I know it’s my turn to write the Weekly Digest as soon as the Tour de France rolls around. The race has changed completely over the past 10 years with the creation of Team Sky – now Team Ineos – which has taken the yellow jersey in seven of those.
The team’s dominance is often put down to the use of the ‘Sky Train’ tactic, where Ineos’ cyclists try to exhaust their competition by riding hard at a consistent pace. But as successful as that strategy is, even the team’s fans have to admit that it’s a teeny bit boring. And that’s because it’s predictable.
Predictability might be a bit boring, but it works
I spend most of my time at work meeting investors, and realised recently that what I’m really looking for is the fund manager equivalent of Team Ineos. A team which is dependable, applying a consistent process, but one where reviewing their performances and making continual improvements to that process enables them to maintain an edge over their competition. Predictability might be a bit boring, but it works.
Equally, those fund managers are also looking for predictability in the companies and markets in which they invest, because the easiest way to make money as a fund manager is not to lose any in the first place, and the second easiest is to buy things which can compound their advantages over time.
But, right now, it’s getting much harder for all of us to find predictability, because not only is our world seeing an exponential increase in complexity and information availability, but because deliberate unpredictability is the political strategy du jour.
Without a doubt, Donald Trump is the master of this tactic. Most people like to think that he gets up in the middle of the night to have a Twix and just happens to get on Twitter, but in many cases his aim is more likely to create opportunities for negotiation by rendering the well-established playbooks completely defunct.
Equally, you could argue that this is exactly the negotiating tactic being taken towards the EU in the Brexit negotiations and that what looks like dysfunction is actually a pretty interesting tactic to knock an institution that has a love affair with rules and regulations totally off kilter. So that’s why we continue to emphasise the ‘political risk premium’ in our thinking, and are anticipating continued volatility as companies and investors try to interpret what might be uninterpretable.
Wicked environments are hard to navigate, rules can’t be applied, and previous experience often rapidly becomes obsolete – they are mysteries which may not have one solution, or even be capable of solution
This also links in well to one of my favourite concepts in decision making psychology – that of ‘kind’ and ‘wicked’ environments, which is based on work by Gary Klein and Daniel Kahneman. A ‘kind’ environment is one where similar patterns repeat over and over again, so those best placed to exploit it are those with lots of experience who can spot which patterns are emerging and know what the solutions are – they are puzzles with an answer, like 1+1=2.
A ‘wicked’ environment on the other hand, is one where patterns aren’t immediately clear, and feedback about solutions are neither quick nor easily available. Wicked environments are hard to navigate, rules can’t be applied, and previous experience often rapidly becomes obsolete – they are mysteries which may not have one solution, or even be capable of solution.
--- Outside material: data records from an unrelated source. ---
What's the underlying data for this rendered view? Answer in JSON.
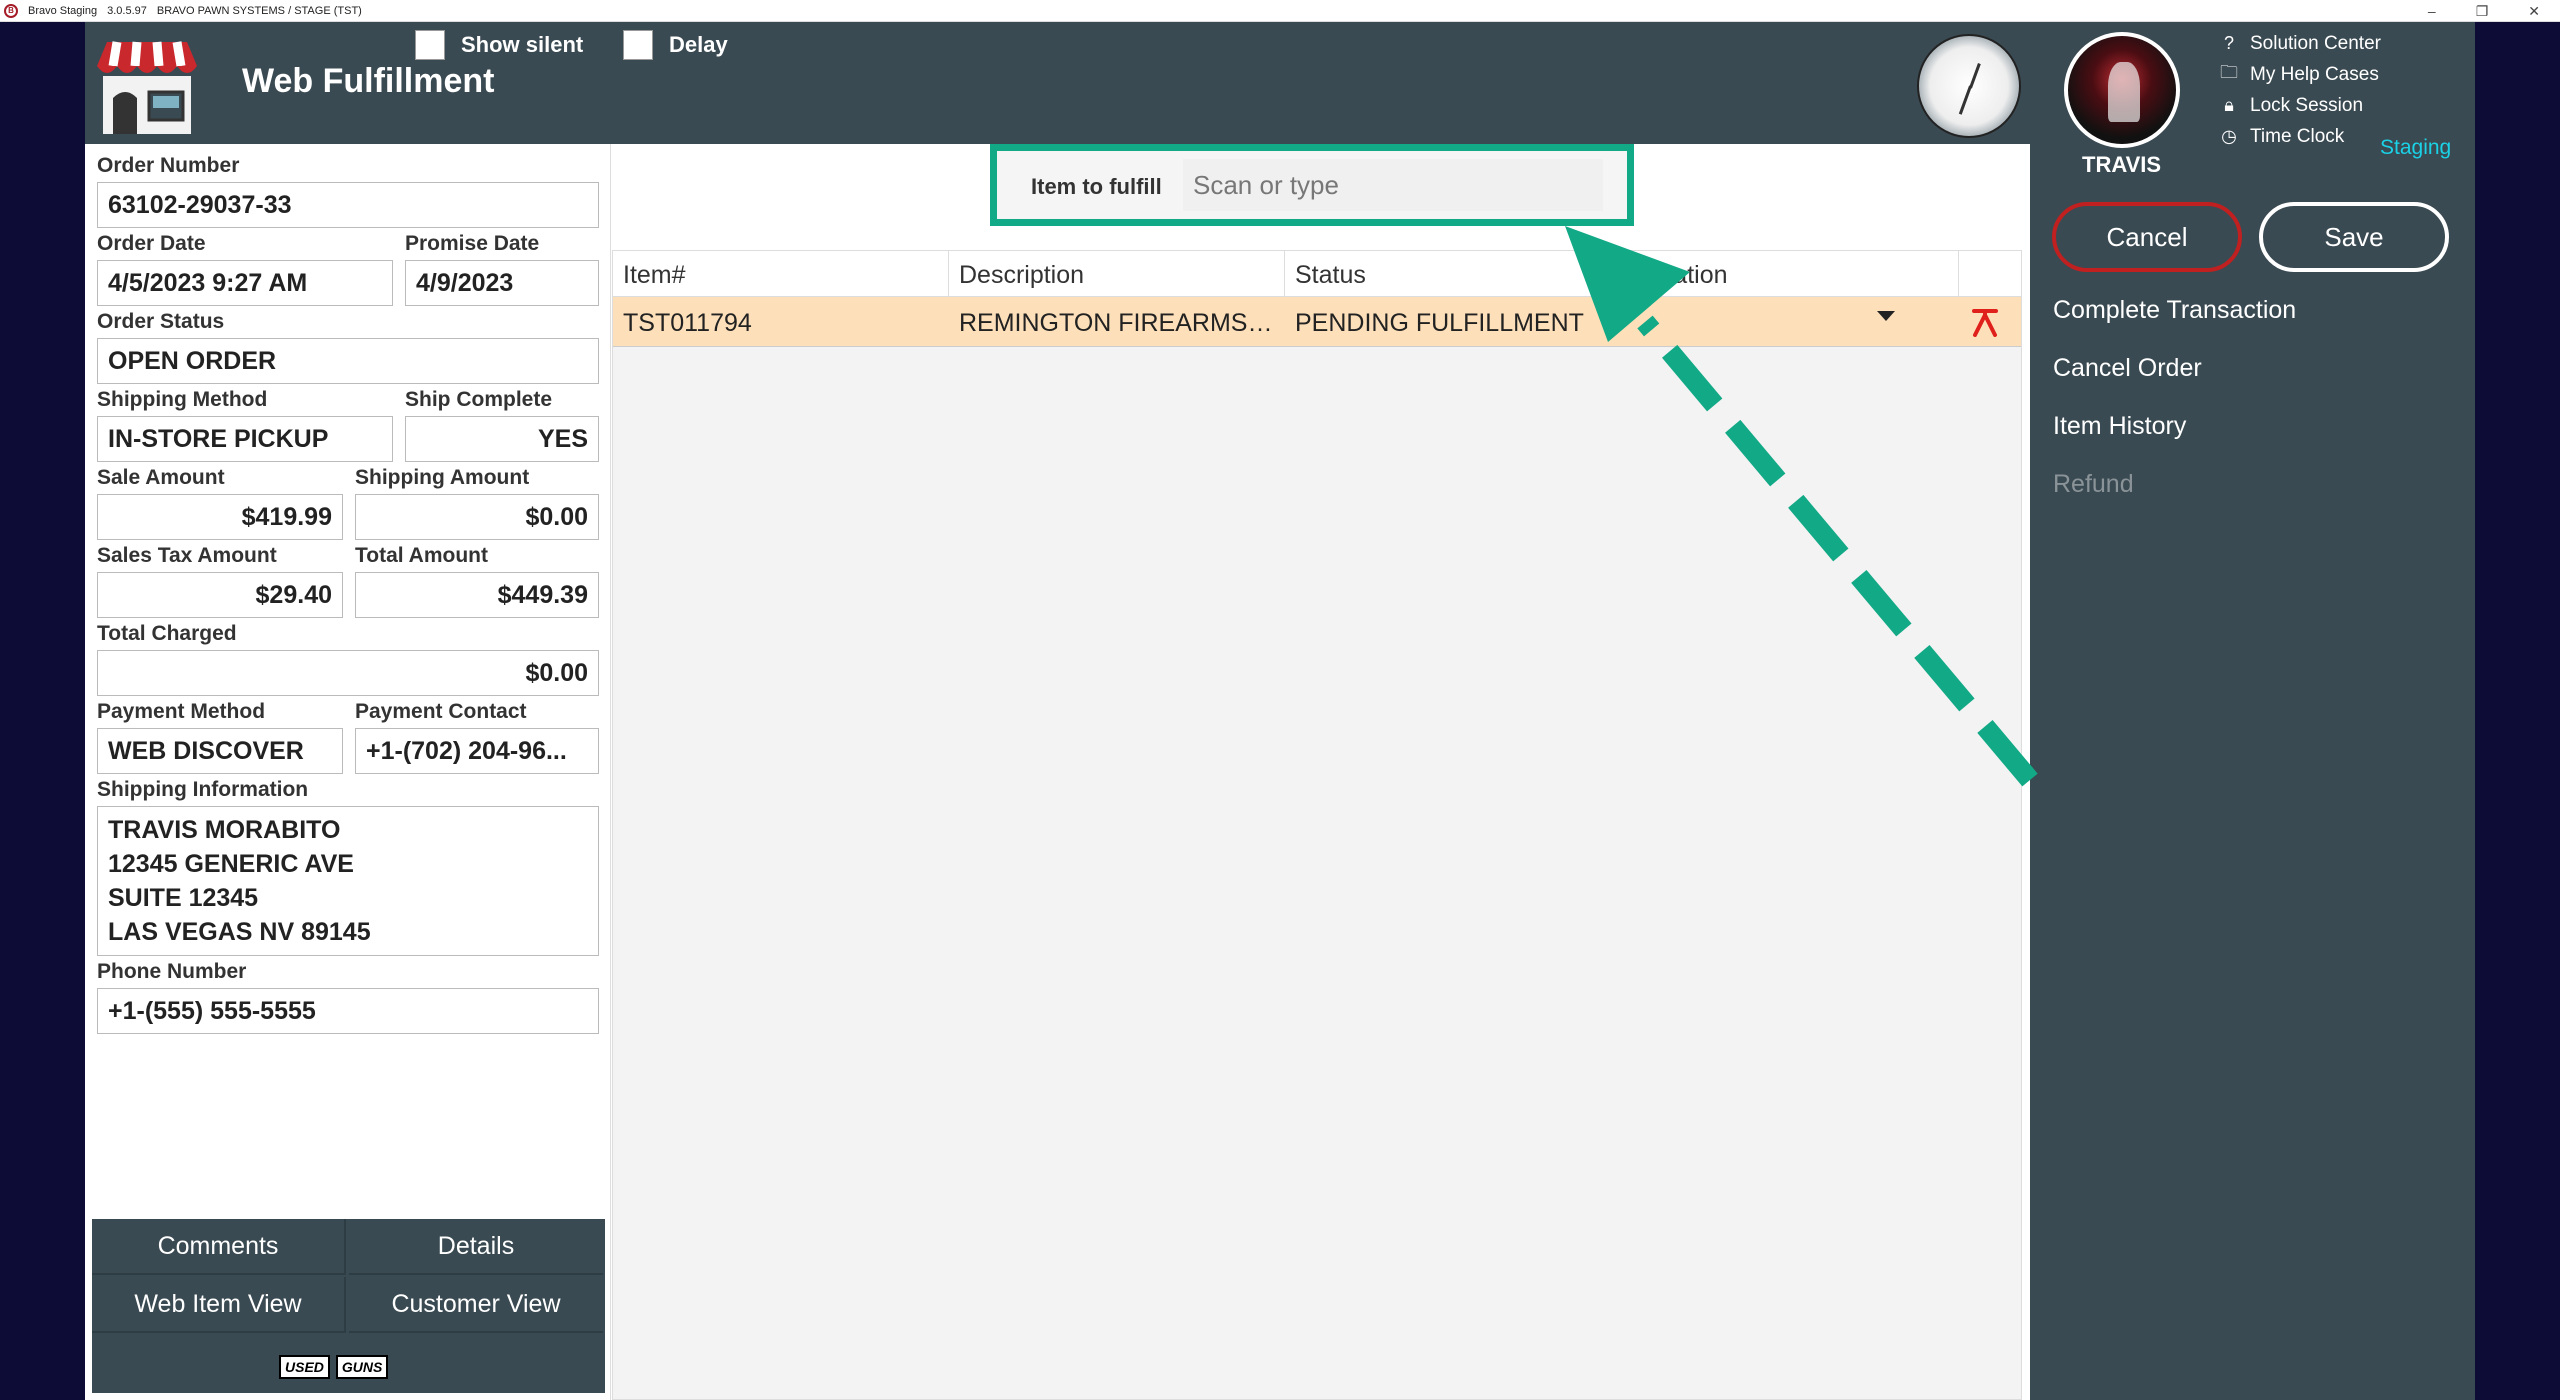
{
  "window": {
    "app_name": "Bravo Staging",
    "version": "3.0.5.97",
    "environment": "BRAVO PAWN SYSTEMS / STAGE (TST)",
    "logo_letter": "B"
  },
  "header": {
    "title": "Web Fulfillment",
    "show_silent_label": "Show silent",
    "delay_label": "Delay"
  },
  "order": {
    "order_number_label": "Order Number",
    "order_number": "63102-29037-33",
    "order_date_label": "Order Date",
    "order_date": "4/5/2023 9:27 AM",
    "promise_date_label": "Promise Date",
    "promise_date": "4/9/2023",
    "order_status_label": "Order Status",
    "order_status": "OPEN ORDER",
    "shipping_method_label": "Shipping Method",
    "shipping_method": "IN-STORE PICKUP",
    "ship_complete_label": "Ship Complete",
    "ship_complete": "YES",
    "sale_amount_label": "Sale Amount",
    "sale_amount": "$419.99",
    "shipping_amount_label": "Shipping Amount",
    "shipping_amount": "$0.00",
    "sales_tax_label": "Sales Tax Amount",
    "sales_tax": "$29.40",
    "total_amount_label": "Total Amount",
    "total_amount": "$449.39",
    "total_charged_label": "Total Charged",
    "total_charged": "$0.00",
    "payment_method_label": "Payment Method",
    "payment_method": "WEB DISCOVER",
    "payment_contact_label": "Payment Contact",
    "payment_contact": "+1-(702) 204-96...",
    "shipping_info_label": "Shipping Information",
    "shipping_info": [
      "TRAVIS MORABITO",
      "12345 GENERIC AVE",
      "SUITE 12345",
      "LAS VEGAS NV 89145"
    ],
    "phone_label": "Phone Number",
    "phone": "+1-(555) 555-5555"
  },
  "bottom_buttons": {
    "comments": "Comments",
    "details": "Details",
    "web_item_view": "Web Item View",
    "customer_view": "Customer View",
    "logo_used": "USED",
    "logo_guns": "GUNS"
  },
  "search": {
    "label": "Item to fulfill",
    "placeholder": "Scan or type"
  },
  "grid": {
    "columns": [
      "Item#",
      "Description",
      "Status",
      "Location"
    ],
    "rows": [
      {
        "item": "TST011794",
        "description": "REMINGTON FIREARMS &...",
        "status": "PENDING FULFILLMENT",
        "location": ""
      }
    ]
  },
  "sidebar": {
    "username": "TRAVIS",
    "top_menu": [
      {
        "label": "Solution Center",
        "icon": "help-icon"
      },
      {
        "label": "My Help Cases",
        "icon": "folder-icon"
      },
      {
        "label": "Lock Session",
        "icon": "lock-icon"
      },
      {
        "label": "Time Clock",
        "icon": "clock-icon"
      }
    ],
    "staging_label": "Staging",
    "cancel_label": "Cancel",
    "save_label": "Save",
    "menu": [
      {
        "label": "Complete Transaction",
        "enabled": true
      },
      {
        "label": "Cancel Order",
        "enabled": true
      },
      {
        "label": "Item History",
        "enabled": true
      },
      {
        "label": "Refund",
        "enabled": false
      }
    ]
  },
  "colors": {
    "header": "#3a4a52",
    "highlight": "#12a986",
    "row": "#fde0ba",
    "cancel_border": "#c0201f",
    "staging": "#1ad1e6"
  }
}
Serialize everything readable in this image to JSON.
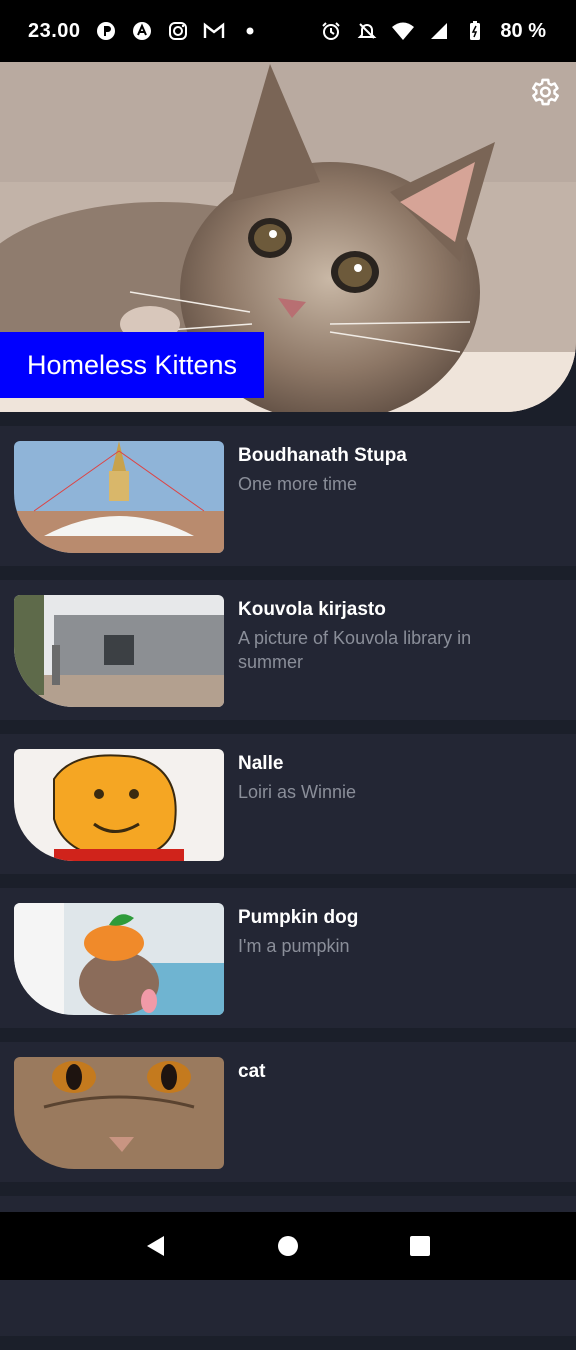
{
  "status_bar": {
    "time": "23.00",
    "battery": "80 %",
    "left_icons": [
      "pinterest-like-icon",
      "arrow-circle-icon",
      "instagram-icon",
      "gmail-icon",
      "dot-icon"
    ],
    "right_icons": [
      "alarm-icon",
      "bell-off-icon",
      "wifi-icon",
      "signal-icon",
      "battery-icon"
    ]
  },
  "hero": {
    "title": "Homeless Kittens",
    "settings_icon": "gear-icon",
    "accent_color": "#0000ff"
  },
  "items": [
    {
      "title": "Boudhanath Stupa",
      "subtitle": "One more time"
    },
    {
      "title": "Kouvola kirjasto",
      "subtitle": "A picture of Kouvola library in summer"
    },
    {
      "title": "Nalle",
      "subtitle": "Loiri as Winnie"
    },
    {
      "title": "Pumpkin dog",
      "subtitle": "I'm a pumpkin"
    },
    {
      "title": "cat",
      "subtitle": ""
    }
  ],
  "nav_bar": {
    "buttons": [
      "back-icon",
      "home-icon",
      "recents-icon"
    ]
  },
  "colors": {
    "background": "#1b1f2a",
    "card": "#232634",
    "title_text": "#ffffff",
    "subtitle_text": "#8a8e99"
  }
}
In theory, Value investors are the puzzle kings of the kind environment.
I’ve been running a bit of a thought experiment with this concept, applying it to Value and Growth investing, where everyone seems to be obsessed with the market’s polarisation between the two. In theory, Value investors are the puzzle kings of the kind environment.
The manager values a company’s assets, and if the market isn’t pricing it to the same level then he buys it, hoping that over time, the market realises that the business is worth more and the discount closes, generating his ‘value’ – 1+1=2.
On the other hand, Growth investors are the ones who thrive on operating in a wicked environment. The manager is trying to figure out what she can see that others can’t about the prospects for a company and will happily pay a high valuation because she forecasts that the company will do even better than anyone thinks possible – the mystery will unfold in her favour, even if she doesn’t know exactly how that will be.
But right now it’s actually the Growth investors that feel like they are living in a kind environment, and the Value investors who are struggling to figure out the mystery due to the effects of lower interest rates combined with technological disruption.
These have meant that those who invest in companies which have good levels of growth (and particularly the kind which is seen as dependable or highly expandable) have seen their stocks continually rewarded by the market – it’s what everyone wants, so prices have kept rising to higher and higher valuations.
It feels like Growth investing has become almost like a solvable puzzle – find a company that is growing, buy it, it goes up – 1+1=2. Value investors are sat waiting for their value to be realised in stocks where the prices just don’t want to budge, or – even worse – keep going down for reasons that they can’t seem to fathom.
When exactly will the highly valued Growth strategies lose out and Value make a resurgence?
One of the most frequent questions I see within the industry asks when this relationship is going to turn around – when exactly will the highly valued Growth strategies lose out and Value make a resurgence? I think that’s the wrong question, one which is designed to make those who are positioned at those extremes feel better about it. I think the correct questions to ask are whether a kind environment is ever really possible in markets, and just how wicked the environment could become.